The plea from health chiefs yesterday came as detailed planning continues across the NHS in the North East and North Cumbria to ensure it is well prepared to care and protect patients, staff and communities.
It was issued as Northumbria Healthcare NHS Foundation Trust confirmed that included a patient who died in the Northumbria Specialist Emergency Care Hospital in Cramlington.
It was the second coronavirus death in the North East, after North Tees and Hartlepool Trust confirmed the death of a patient, who had underlying health conditions, being treated at the University of North Tees Hospital in Stockton. A further death at a hospital run by South Tees Hospitals NHS Foundation Trust was reported today.
Plans being rolled out include restricting visiting in hospitals, increasing good hand-washing practices and rearranging face-to-face appointments to telephone or video consultations.
The NHS in the region is also taking a number of steps to increase capacity to ensure hospitals are ready to respond to the anticipated increase in patients requiring hospital admission and respiratory support.
Measures will include taking steps to postpone non-urgent planned operations so that NHS staff can focus on caring for the most critically ill. Emergency admissions, cancer treatment and other urgent clinical care will remain unaffected.
It also includes extra support to speed up discharge of patients from hospital who are medically fit so they can return home and to free-up beds.
Patients across the region should continue to attend appointments as planned until instructed otherwise by their local NHS, but people are asked not to call busy hospital teams to ask about planned operations.

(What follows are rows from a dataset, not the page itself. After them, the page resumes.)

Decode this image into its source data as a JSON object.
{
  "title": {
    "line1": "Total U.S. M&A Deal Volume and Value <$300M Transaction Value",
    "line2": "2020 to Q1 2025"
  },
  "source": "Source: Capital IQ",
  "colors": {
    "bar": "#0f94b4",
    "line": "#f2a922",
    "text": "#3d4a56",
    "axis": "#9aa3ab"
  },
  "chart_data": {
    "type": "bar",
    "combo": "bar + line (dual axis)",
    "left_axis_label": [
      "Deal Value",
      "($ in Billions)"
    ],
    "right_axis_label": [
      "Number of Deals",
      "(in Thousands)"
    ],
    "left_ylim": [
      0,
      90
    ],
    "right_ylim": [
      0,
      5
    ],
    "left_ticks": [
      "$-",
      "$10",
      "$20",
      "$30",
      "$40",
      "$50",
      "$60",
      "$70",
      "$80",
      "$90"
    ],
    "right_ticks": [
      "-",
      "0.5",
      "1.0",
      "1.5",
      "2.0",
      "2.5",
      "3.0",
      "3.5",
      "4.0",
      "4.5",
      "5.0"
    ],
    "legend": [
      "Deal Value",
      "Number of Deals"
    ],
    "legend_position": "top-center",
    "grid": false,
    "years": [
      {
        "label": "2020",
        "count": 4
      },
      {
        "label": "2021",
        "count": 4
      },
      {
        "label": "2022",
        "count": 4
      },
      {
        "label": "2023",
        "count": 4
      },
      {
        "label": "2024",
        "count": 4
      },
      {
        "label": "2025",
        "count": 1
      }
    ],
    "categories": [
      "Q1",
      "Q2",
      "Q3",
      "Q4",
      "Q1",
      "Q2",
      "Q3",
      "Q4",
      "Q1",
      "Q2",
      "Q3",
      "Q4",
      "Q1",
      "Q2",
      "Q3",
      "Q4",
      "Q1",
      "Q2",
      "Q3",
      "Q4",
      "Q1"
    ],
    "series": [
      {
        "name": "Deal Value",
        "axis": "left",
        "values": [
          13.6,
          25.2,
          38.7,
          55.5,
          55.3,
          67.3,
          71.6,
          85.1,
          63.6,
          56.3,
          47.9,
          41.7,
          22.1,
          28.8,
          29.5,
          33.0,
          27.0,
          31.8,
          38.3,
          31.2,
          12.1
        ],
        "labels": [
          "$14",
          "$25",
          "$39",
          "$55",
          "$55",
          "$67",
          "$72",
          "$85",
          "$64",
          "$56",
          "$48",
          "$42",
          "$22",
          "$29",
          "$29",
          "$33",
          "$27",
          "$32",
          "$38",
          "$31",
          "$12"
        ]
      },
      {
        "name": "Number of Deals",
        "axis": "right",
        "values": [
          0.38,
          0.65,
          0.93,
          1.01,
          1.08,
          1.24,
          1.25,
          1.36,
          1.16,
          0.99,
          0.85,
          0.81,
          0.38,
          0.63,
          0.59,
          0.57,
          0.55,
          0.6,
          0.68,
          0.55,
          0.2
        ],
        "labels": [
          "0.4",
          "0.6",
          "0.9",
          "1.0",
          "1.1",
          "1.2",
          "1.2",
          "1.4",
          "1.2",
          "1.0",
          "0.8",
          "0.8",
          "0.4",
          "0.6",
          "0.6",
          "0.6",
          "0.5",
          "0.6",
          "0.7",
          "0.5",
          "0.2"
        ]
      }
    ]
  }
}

This information will be shared directly to those patients affected as soon as possible by the local NHS.
The region’s NHS is also taking steps to ensure the health and wellbeing of its staff during what is inevitably going to be a difficult time for frontline services.
Medical director for NHS England (North East and Cumbria), Professor Chris Gray, said: “There is lots of detailed planning taking place across our patch to make sure we are well prepared and ready for what lies ahead.
“While these are hard decisions, they are important measures which our staff, patients and communities would expect us to take to allow us to free up capacity to care for the most critically ill. We would appeal to the public for their help and support as we do this.
“I would like to thank all our staff, partners, patients and wider communities for their unrelenting support and commitment in these unprecedented times.
“We are renowned for being a friendly region and one that works together no matter what. So, it goes without saying that we should continue to be kind and look out for one another – especially those who are most vulnerable.”
As cases of coronavirus continue to rise across the country, health chiefs are reminding people there is plenty they can to do to help their NHS, their loved ones and their communities.
They are reiterating Government advice which states people should not to come into hospital or their GP practice and stay at home if they have a high temperature (37.8 degrees or higher) and/or a new, continuous cough.
And that they should only call 111 if they feel they cannot cope with their symptoms at home, their condition gets worse or their symptoms do not get better after seven days.
Professor Peter Kelly, from Public Health England, said: “I would like to take this opportunity to remind people that it is essential they follow national guidance to protect themselves and others – which includes the steps they need to take if they suspect they have coronavirus.
“Be in no doubt. You can make a difference. By using services sensibly, you can help to relieve pressure on the NHS which it will undoubtly face over the coming weeks. By washing hands or avoiding non-essential contact with others you can help in the battle against this virus. This is particularly important if we are to protect people over 70, those with underlying health conditions and pregnant women.”
Other advice includes:
If you have symptoms, stay at home for 7 days;
If you live with other people, they should stay at home for 14 days from the day the first person got symptoms;
If you live with someone who is 70 or over, has a long-term condition, is pregnant or has a weakened immune system, try to find somewhere else for them to stay for 14 days. If you have to stay at home together, try to keep away from each other as much as possible.